Wale als Plünderer - ein modernes Märchen

Wale fressen zuviel Fisch: Diese Aussage trifft das japanische Institut für Walforschung (Institute of Cetacean Research, ICR) in einer Studie zur Verteidigung des Walfangs. Demnach verzehren Wale weltweit 280 bis 500 Millionen Tonnen Fisch pro Jahr - und machen dem Menschen damit die begrenzten Fischreserven streitig.

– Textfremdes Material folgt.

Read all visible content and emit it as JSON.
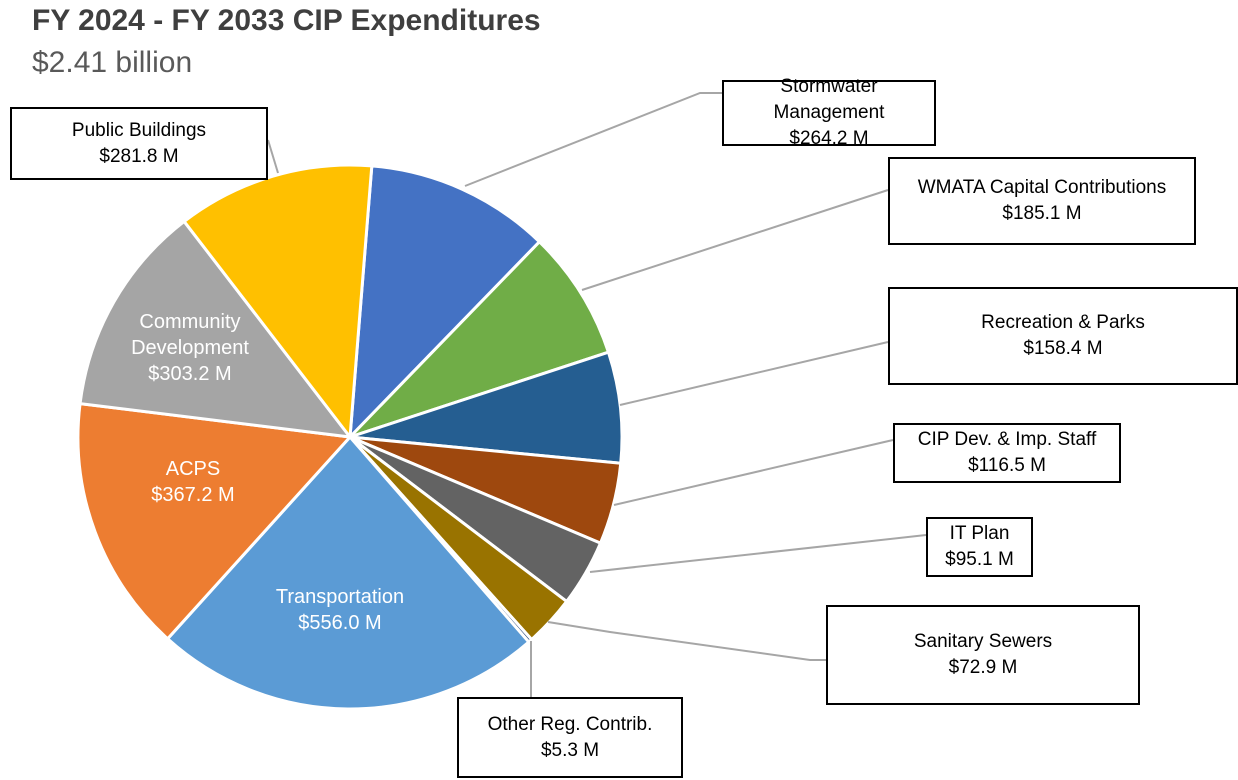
{
  "chart_data": {
    "type": "pie",
    "title": "FY 2024 - FY 2033 CIP Expenditures",
    "subtitle": "$2.41 billion",
    "categories": [
      "Stormwater Management",
      "WMATA Capital Contributions",
      "Recreation & Parks",
      "CIP Dev. & Imp. Staff",
      "IT Plan",
      "Sanitary Sewers",
      "Other Reg. Contrib.",
      "Transportation",
      "ACPS",
      "Community Development",
      "Public Buildings"
    ],
    "values": [
      264.2,
      185.1,
      158.4,
      116.5,
      95.1,
      72.9,
      5.3,
      556.0,
      367.2,
      303.2,
      281.8
    ],
    "value_labels": [
      "$264.2 M",
      "$185.1 M",
      "$158.4 M",
      "$116.5 M",
      "$95.1 M",
      "$72.9 M",
      "$5.3 M",
      "$556.0 M",
      "$367.2 M",
      "$303.2 M",
      "$281.8 M"
    ],
    "colors": [
      "#4472c4",
      "#70ad47",
      "#255e91",
      "#9e480e",
      "#636363",
      "#997300",
      "#264478",
      "#5b9bd5",
      "#ed7d31",
      "#a5a5a5",
      "#ffc000"
    ]
  }
}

Schlussfolgerung des ICR: Durch sogenanntes Wal-Management, das heißt gezielten Abschuss von Walen, lasse sich die Nahrungskonkurrenz zwischen Wal und Mensch verringern.

Die allgemeine Sachkenntnis japanischer Fischereiwissenschaftler ist unbestritten. Daher ist es umso erstaunlicher, wie ungenau der ICR-Bericht ist. Zu behaupten, Fischerei und Wale lägen im Wettstreit um Nahrung, ist nachweislich falsch. Sämtliche diesbezüglichen Aussagen des ICR basieren auf unkorrekten wissenschaftlichen Annahmen. Greenpeace geht auf einige der Behauptungen ein und stellt Mängel in der wissenschaftlichen Beweisführung heraus.

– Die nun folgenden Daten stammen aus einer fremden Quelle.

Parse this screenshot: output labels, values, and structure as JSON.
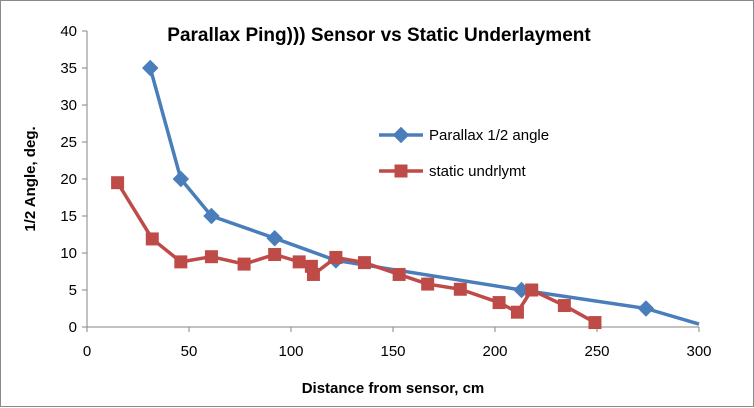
{
  "chart_data": {
    "type": "scatter",
    "title": "Parallax  Ping))) Sensor  vs Static Underlayment",
    "xlabel": "Distance from sensor, cm",
    "ylabel": "1/2 Angle, deg.",
    "xlim": [
      0,
      300
    ],
    "ylim": [
      0,
      40
    ],
    "xticks": [
      "0",
      "50",
      "100",
      "150",
      "200",
      "250",
      "300"
    ],
    "yticks": [
      "0",
      "5",
      "10",
      "15",
      "20",
      "25",
      "30",
      "35",
      "40"
    ],
    "grid": false,
    "legend": "right",
    "series": [
      {
        "name": "Parallax 1/2 angle",
        "color": "#4a7ebb",
        "marker": "diamond",
        "x": [
          31,
          46,
          61,
          92,
          122,
          213,
          274
        ],
        "y": [
          35,
          20,
          15,
          12,
          9,
          5,
          2.5
        ],
        "line_extends_to": {
          "x": 300,
          "y": 0.4
        }
      },
      {
        "name": "static undrlymt",
        "color": "#be4b48",
        "marker": "square",
        "x": [
          15,
          32,
          46,
          61,
          77,
          92,
          104,
          110,
          111,
          122,
          136,
          153,
          167,
          183,
          202,
          211,
          218,
          234,
          249
        ],
        "y": [
          19.5,
          11.9,
          8.8,
          9.5,
          8.5,
          9.8,
          8.8,
          8.2,
          7.1,
          9.4,
          8.7,
          7.1,
          5.8,
          5.1,
          3.3,
          2.0,
          5.0,
          2.9,
          0.6
        ]
      }
    ]
  }
}
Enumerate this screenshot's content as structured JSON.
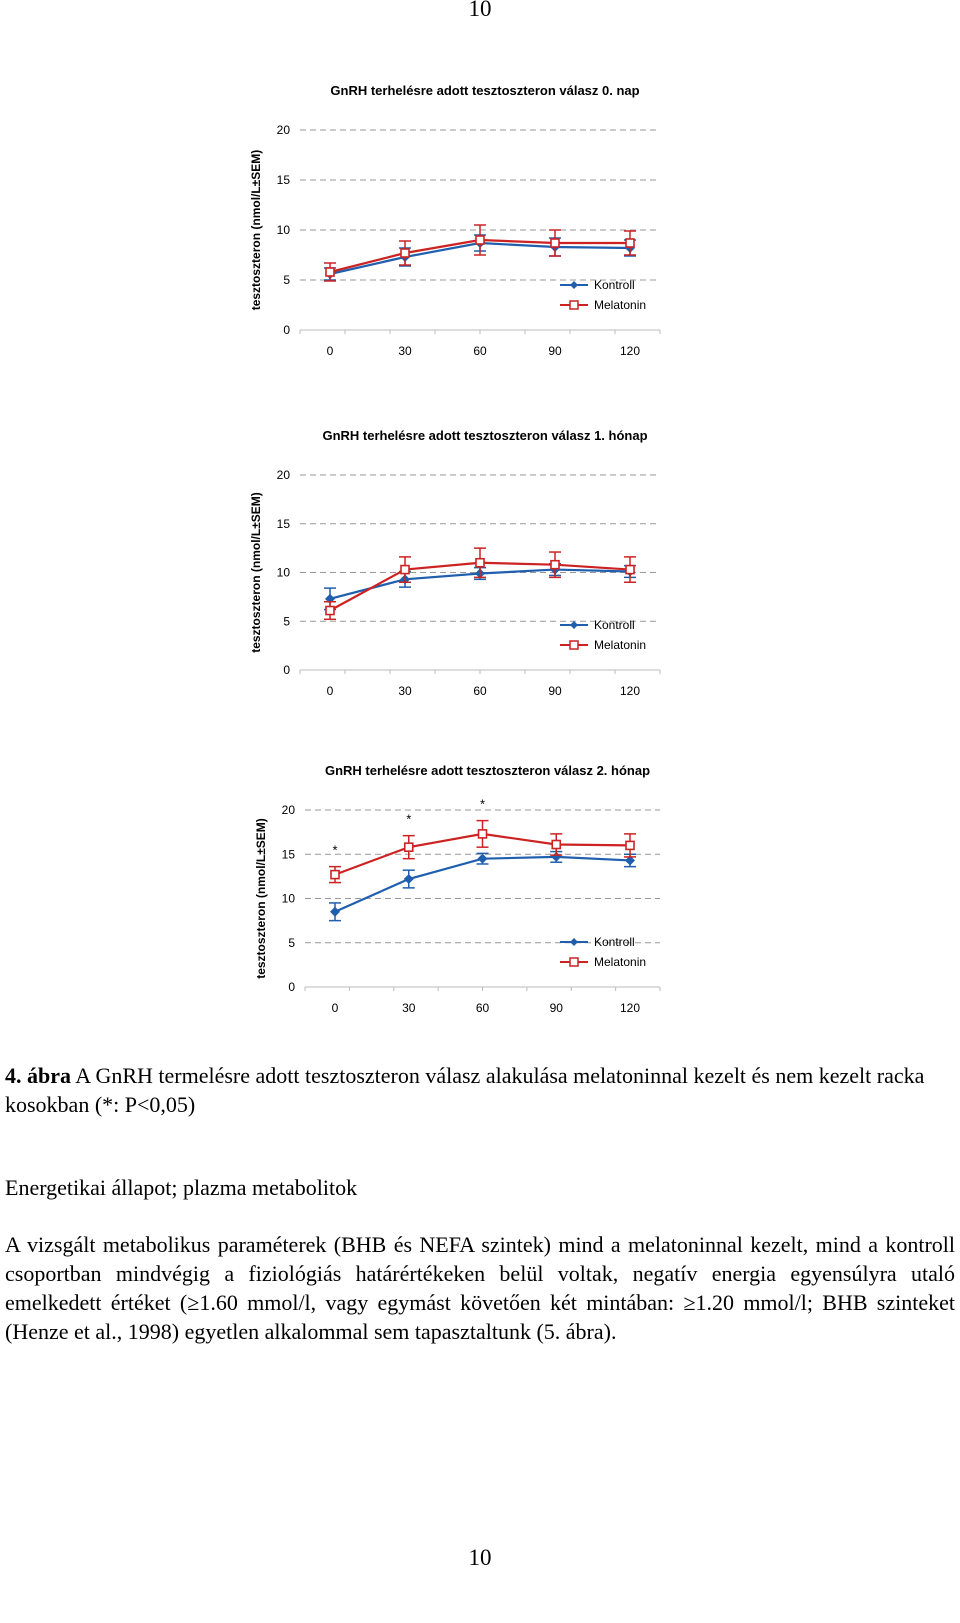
{
  "page_number_top": "10",
  "page_number_bottom": "10",
  "legend": {
    "kontroll": "Kontroll",
    "melatonin": "Melatonin"
  },
  "colors": {
    "kontroll": "#1f5fae",
    "melatonin": "#cc2222",
    "grid": "#999999"
  },
  "chart_data": [
    {
      "type": "line",
      "title": "GnRH terhelésre adott tesztoszteron válasz 0. nap",
      "ylabel": "tesztoszteron (nmol/L±SEM)",
      "xlabel": "",
      "x": [
        0,
        30,
        60,
        90,
        120
      ],
      "x_ticks": [
        "0",
        "30",
        "60",
        "90",
        "120"
      ],
      "y_ticks": [
        "0",
        "5",
        "10",
        "15",
        "20"
      ],
      "ylim": [
        0,
        20
      ],
      "grid": "dashed horizontal",
      "legend_position": "bottom-right",
      "series": [
        {
          "name": "Kontroll",
          "values": [
            5.6,
            7.3,
            8.7,
            8.3,
            8.2
          ],
          "sem": [
            0.6,
            0.9,
            0.8,
            0.9,
            0.8
          ]
        },
        {
          "name": "Melatonin",
          "values": [
            5.8,
            7.7,
            9.0,
            8.7,
            8.7
          ],
          "sem": [
            0.9,
            1.2,
            1.5,
            1.3,
            1.2
          ]
        }
      ],
      "annotations": []
    },
    {
      "type": "line",
      "title": "GnRH terhelésre adott tesztoszteron válasz 1. hónap",
      "ylabel": "tesztoszteron (nmol/L±SEM)",
      "xlabel": "",
      "x": [
        0,
        30,
        60,
        90,
        120
      ],
      "x_ticks": [
        "0",
        "30",
        "60",
        "90",
        "120"
      ],
      "y_ticks": [
        "0",
        "5",
        "10",
        "15",
        "20"
      ],
      "ylim": [
        0,
        20
      ],
      "grid": "dashed horizontal",
      "legend_position": "bottom-right",
      "series": [
        {
          "name": "Kontroll",
          "values": [
            7.3,
            9.3,
            9.9,
            10.3,
            10.1
          ],
          "sem": [
            1.1,
            0.8,
            0.6,
            0.6,
            0.6
          ]
        },
        {
          "name": "Melatonin",
          "values": [
            6.1,
            10.3,
            11.0,
            10.8,
            10.3
          ],
          "sem": [
            0.9,
            1.3,
            1.5,
            1.3,
            1.3
          ]
        }
      ],
      "annotations": []
    },
    {
      "type": "line",
      "title": "GnRH terhelésre adott tesztoszteron válasz 2. hónap",
      "ylabel": "tesztoszteron (nmol/L±SEM)",
      "xlabel": "",
      "x": [
        0,
        30,
        60,
        90,
        120
      ],
      "x_ticks": [
        "0",
        "30",
        "60",
        "90",
        "120"
      ],
      "y_ticks": [
        "0",
        "5",
        "10",
        "15",
        "20"
      ],
      "ylim": [
        0,
        20
      ],
      "grid": "dashed horizontal",
      "legend_position": "bottom-right",
      "series": [
        {
          "name": "Kontroll",
          "values": [
            8.5,
            12.2,
            14.5,
            14.7,
            14.3
          ],
          "sem": [
            1.0,
            1.0,
            0.6,
            0.6,
            0.7
          ]
        },
        {
          "name": "Melatonin",
          "values": [
            12.7,
            15.8,
            17.3,
            16.1,
            16.0
          ],
          "sem": [
            0.9,
            1.3,
            1.5,
            1.2,
            1.3
          ]
        }
      ],
      "annotations": [
        {
          "x": 0,
          "text": "*"
        },
        {
          "x": 30,
          "text": "*"
        },
        {
          "x": 60,
          "text": "*"
        }
      ]
    }
  ],
  "caption": {
    "label": "4. ábra",
    "text": " A GnRH termelésre adott tesztoszteron válasz alakulása melatoninnal kezelt és nem kezelt racka kosokban (*: P<0,05)"
  },
  "section_heading": "Energetikai állapot; plazma metabolitok",
  "body_paragraph": "A vizsgált metabolikus paraméterek (BHB és NEFA szintek) mind a melatoninnal kezelt, mind a kontroll csoportban mindvégig a fiziológiás határértékeken belül voltak, negatív energia egyensúlyra utaló emelkedett értéket (≥1.60 mmol/l, vagy egymást követően két mintában: ≥1.20 mmol/l; BHB szinteket (Henze et al., 1998) egyetlen alkalommal sem tapasztaltunk (5. ábra)."
}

Im letzten Jahrhundert konnte sich die Seefischerei stetig ausweiten, während notwendige Berechnungen und Kontrollen fehlten. Die Überkapazität der Fangflotten mit hoher Fangleistung ist die Hauptursache der Überfischung. Zahlen der EU-Kommission belegen, dass 88 Prozent der der europäischen Speisefischbestände überfischt sind.

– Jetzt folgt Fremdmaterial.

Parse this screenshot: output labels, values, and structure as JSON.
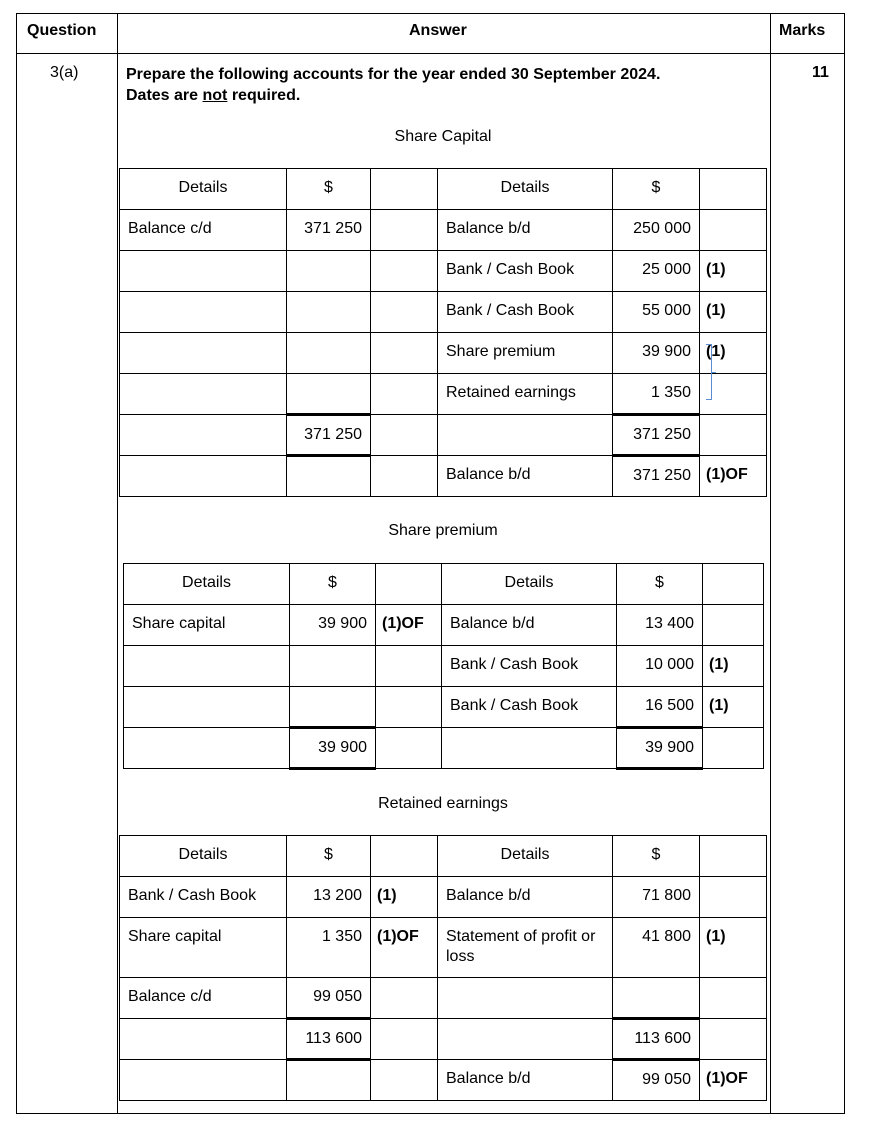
{
  "header": {
    "question": "Question",
    "answer": "Answer",
    "marks": "Marks"
  },
  "question_number": "3(a)",
  "total_marks": "11",
  "instruction": {
    "line1": "Prepare the following accounts for the year ended 30 September 2024.",
    "line2_pre": "Dates are ",
    "line2_underlined": "not",
    "line2_post": " required."
  },
  "accounts": [
    {
      "title": "Share Capital",
      "columns": [
        "Details",
        "$",
        "",
        "Details",
        "$",
        ""
      ],
      "rows": [
        {
          "cells": [
            "Balance c/d",
            "371 250",
            "",
            "Balance b/d",
            "250 000",
            ""
          ]
        },
        {
          "cells": [
            "",
            "",
            "",
            "Bank / Cash Book",
            "25 000",
            "(1)"
          ]
        },
        {
          "cells": [
            "",
            "",
            "",
            "Bank / Cash Book",
            "55 000",
            "(1)"
          ]
        },
        {
          "cells": [
            "",
            "",
            "",
            "Share premium",
            "39 900",
            "(1)"
          ]
        },
        {
          "cells": [
            "",
            "",
            "",
            "Retained earnings",
            "1 350",
            ""
          ]
        },
        {
          "cells": [
            "",
            "371 250",
            "",
            "",
            "371 250",
            ""
          ],
          "total": true
        },
        {
          "cells": [
            "",
            "",
            "",
            "Balance b/d",
            "371 250",
            "(1)OF"
          ]
        }
      ]
    },
    {
      "title": "Share premium",
      "columns": [
        "Details",
        "$",
        "",
        "Details",
        "$",
        ""
      ],
      "rows": [
        {
          "cells": [
            "Share capital",
            "39 900",
            "(1)OF",
            "Balance b/d",
            "13 400",
            ""
          ]
        },
        {
          "cells": [
            "",
            "",
            "",
            "Bank / Cash Book",
            "10 000",
            "(1)"
          ]
        },
        {
          "cells": [
            "",
            "",
            "",
            "Bank / Cash Book",
            "16 500",
            "(1)"
          ]
        },
        {
          "cells": [
            "",
            "39 900",
            "",
            "",
            "39 900",
            ""
          ],
          "total": true
        }
      ]
    },
    {
      "title": "Retained earnings",
      "columns": [
        "Details",
        "$",
        "",
        "Details",
        "$",
        ""
      ],
      "rows": [
        {
          "cells": [
            "Bank / Cash Book",
            "13 200",
            "(1)",
            "Balance b/d",
            "71 800",
            ""
          ]
        },
        {
          "cells": [
            "Share capital",
            "1 350",
            "(1)OF",
            "Statement of profit or loss",
            "41 800",
            "(1)"
          ],
          "tall": true
        },
        {
          "cells": [
            "Balance c/d",
            "99 050",
            "",
            "",
            "",
            ""
          ]
        },
        {
          "cells": [
            "",
            "113 600",
            "",
            "",
            "113 600",
            ""
          ],
          "total": true
        },
        {
          "cells": [
            "",
            "",
            "",
            "Balance b/d",
            "99 050",
            "(1)OF"
          ]
        }
      ]
    }
  ],
  "colors": {
    "border": "#000000",
    "bracket": "#5b8bd0"
  }
}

Zu viele Fischer, zu wenig Fisch

Damit sich die Fischbestände in den Weltmeeren erholen könnten, müssten die Fangflotten um mindestens die Hälfte reduziert werden. Außerdem muss es ein ökologisch verantwortungsvolles Fischereimanagement mit niedrigen Quoten und harten Strafen für Piratenfischer geben. Doch zurzeit sind keine Änderungen in Sicht - die Fischbestände in den Weltmeeren befinden sich deshalb in einer kritischen Situation. Umso nötiger sind Schutzgebiete mit fischereifreien Zonen, in denen sich die erschöpften Bestände erholen können.

Es ist offensichtlich, dass die industrielle Überfischung die prekäre Situation herbeigeführt hat und nicht das so genannte räuberische Verhalten von Tieren.

Situation der Wale

Betrachtet man die Geschichte des industriellen Walfangs, fällt es schwer, Wale und Menschen als Gegner im Wettstreit um bedrohte Fischbestände zu sehen. Mit der Erfindung der Harpunenkanone und Einführung des Dampfschiffes Mitte des 19. Jahrhunderts wurden alle großen Walarten nahezu ausgerottet. Anschließend ging man zunehmend zur gezielten Jagd auf kleinere Arten über. Wo nun das ICR einen täglichen Nahrungskonsum der Wale von 3,5 Prozent ihres Körpergewichts ansetzt, liegt der wahre Wert im Jahresdurchschnitt eher zwischen 1,2 und 1,6 Prozent. Daher gibt das ICR den jährlichen Welt-Nahrungsverbrauch der Wale stark überhöht an.

Insgesamt wurden zwischen 1925 und 1975 bis zu zwei Millionen Wale getötet. Viele Walbestände wurden bis auf zehn Prozent ihrer ursprünglichen Größe dezimiert. Die Populationen von Großwalen wie Blauwalen, Finnwalen und Buckelwalen sind heute nur noch sehr klein.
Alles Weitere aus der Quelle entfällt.